Im ersten Training am Freitagvormittag fuhr Jonas Folger seine ersten Runden auf dem "Autódromo Internacional do Algarve" bei Portimão. Die 2008 erbaute Rennstrecke zählt zu den schwierigsten im Kalender der seriennahen Weltmeisterschaft, das bestätigen durch die Bank alle Piloten.
Mit jeder Runde lernte Folger im ersten Training die Strecke besser kennen, um anschließend im FP2 an der Abstimmung der M1000RR zu arbeiten. Im zweiten Training steigerte sich der Bonovo MGM-Pilot um fast 0,9 sec auf eine 1:43,321 min und lag damit 1,8 sec hinter der Tagesbestzeit von Portimão-Spezialist Jonathan Rea (Kawasaki).

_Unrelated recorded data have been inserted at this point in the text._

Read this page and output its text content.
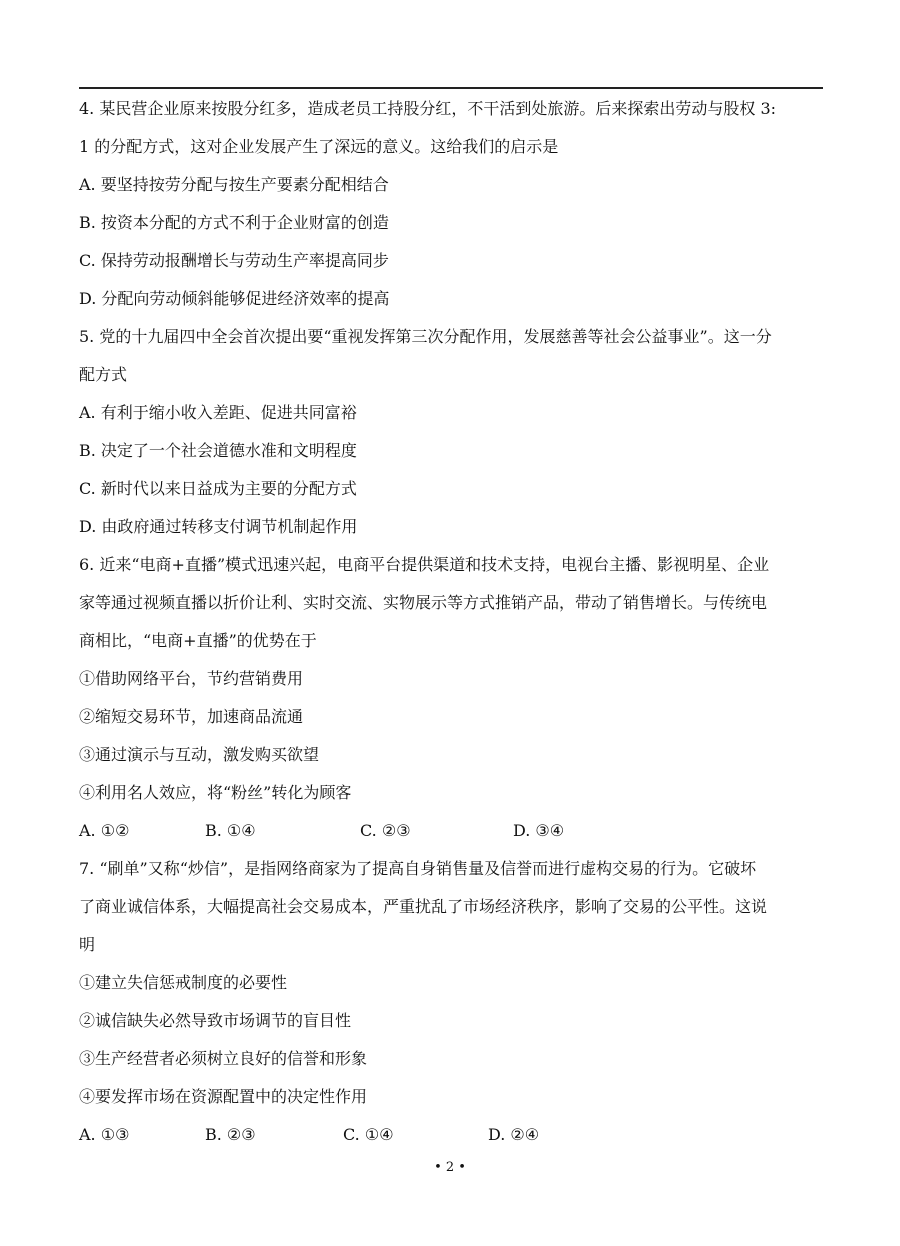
4. 某民营企业原来按股分红多，造成老员工持股分红，不干活到处旅游。后来探索出劳动与股权 3:
1 的分配方式，这对企业发展产生了深远的意义。这给我们的启示是
A. 要坚持按劳分配与按生产要素分配相结合
B. 按资本分配的方式不利于企业财富的创造
C. 保持劳动报酬增长与劳动生产率提高同步
D. 分配向劳动倾斜能够促进经济效率的提高
5. 党的十九届四中全会首次提出要“重视发挥第三次分配作用，发展慈善等社会公益事业”。这一分
配方式
A. 有利于缩小收入差距、促进共同富裕
B. 决定了一个社会道德水准和文明程度
C. 新时代以来日益成为主要的分配方式
D. 由政府通过转移支付调节机制起作用
6. 近来“电商+直播”模式迅速兴起，电商平台提供渠道和技术支持，电视台主播、影视明星、企业
家等通过视频直播以折价让利、实时交流、实物展示等方式推销产品，带动了销售增长。与传统电
商相比，“电商+直播”的优势在于
①借助网络平台，节约营销费用
②缩短交易环节，加速商品流通
③通过演示与互动，激发购买欲望
④利用名人效应，将“粉丝”转化为顾客
A. ①②	B. ①④	C. ②③	D. ③④
7. “刷单”又称“炒信”，是指网络商家为了提高自身销售量及信誉而进行虚构交易的行为。它破坏
了商业诚信体系，大幅提高社会交易成本，严重扰乱了市场经济秩序，影响了交易的公平性。这说
明
①建立失信惩戒制度的必要性
②诚信缺失必然导致市场调节的盲目性
③生产经营者必须树立良好的信誉和形象
④要发挥市场在资源配置中的决定性作用
A. ①③	B. ②③	C. ①④	D. ②④
• 2 •
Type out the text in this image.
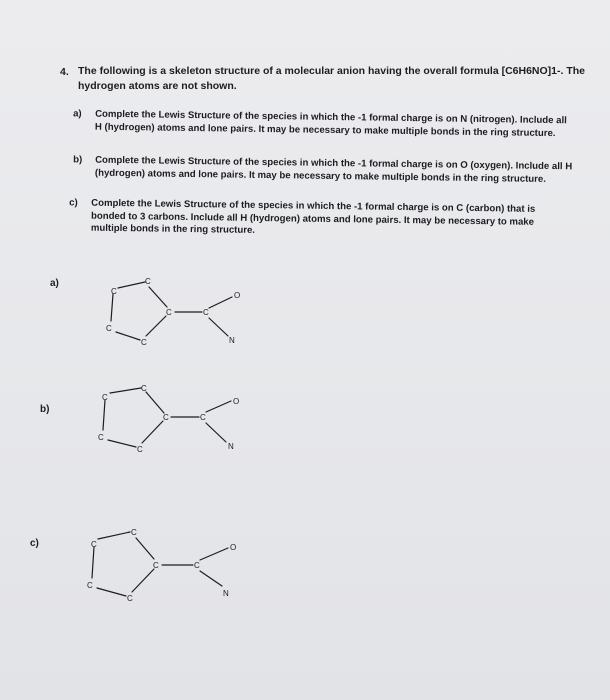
4. The following is a skeleton structure of a molecular anion having the overall formula [C6H6NO]1-. The hydrogen atoms are not shown.
a) Complete the Lewis Structure of the species in which the -1 formal charge is on N (nitrogen). Include all H (hydrogen) atoms and lone pairs. It may be necessary to make multiple bonds in the ring structure.
b) Complete the Lewis Structure of the species in which the -1 formal charge is on O (oxygen). Include all H (hydrogen) atoms and lone pairs. It may be necessary to make multiple bonds in the ring structure.
c) Complete the Lewis Structure of the species in which the -1 formal charge is on C (carbon) that is bonded to 3 carbons. Include all H (hydrogen) atoms and lone pairs. It may be necessary to make multiple bonds in the ring structure.
a)
C
C
C
C
C	C
O
N
b)
C
C
C
C
C	C
O
N
c)	C
C
C
C
C	C
O
N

Im Vergleich zu seinen BMW-Markenkollegen sieht es besser aus: Eugene Laverty war nur 0,164 sec schneller als Folger, Michael van der Mark verlor 0,9 sec auf den sechsfachen Weltmeister.
Die Rennstrecke hat es Schwindegger angetan.
"Ich bin beeindruckt von dieser Rennstrecke! Es macht mega viel Spaß hier zu fahren, allerdings braucht es etwas Zeit, bis man eine Linie findet und einen entsprechenden Rhythmus aufbauen kann", bestätigte Folger. "Wir haben jetzt einiges am Chassis gemacht und werden auch für morgen noch ein paar Dinge ändern, besonders um die richtige Balance zu finden. Wir hatten Schwierigkeiten mit dem Grip und auch auf der Bremse war es schwer, aber im zweiten freien Training sind wir schon leicht in die richtige Richtung gegangen. Es ist deutlich besser geworden, aber ich denke, wir können noch einen weiteren Schritt machen was die Balance angeht, um dann einfach Kurvenmitte und Ausgang zu verbessern. Alles musste mehr oder weniger passen."
Am Samstag wollen Folger und sein Team zahlreiche Ideen in die Abstimmung der BMW einfließen lassen. Wichtiger als das sind aber die Streckenkenntnisse, wo der Deutsche weiterhin Nachholbedarf hat.
"Die Rundenzeiten konstant zu fahren, fällt mir im Moment noch schwer", grübelte Folger. "Aber ich hoffe, dass wir morgen einen Schritt machen können und damit auch konstanter werden. Ich hoffe, dass wir damit am Samstag noch besser sind."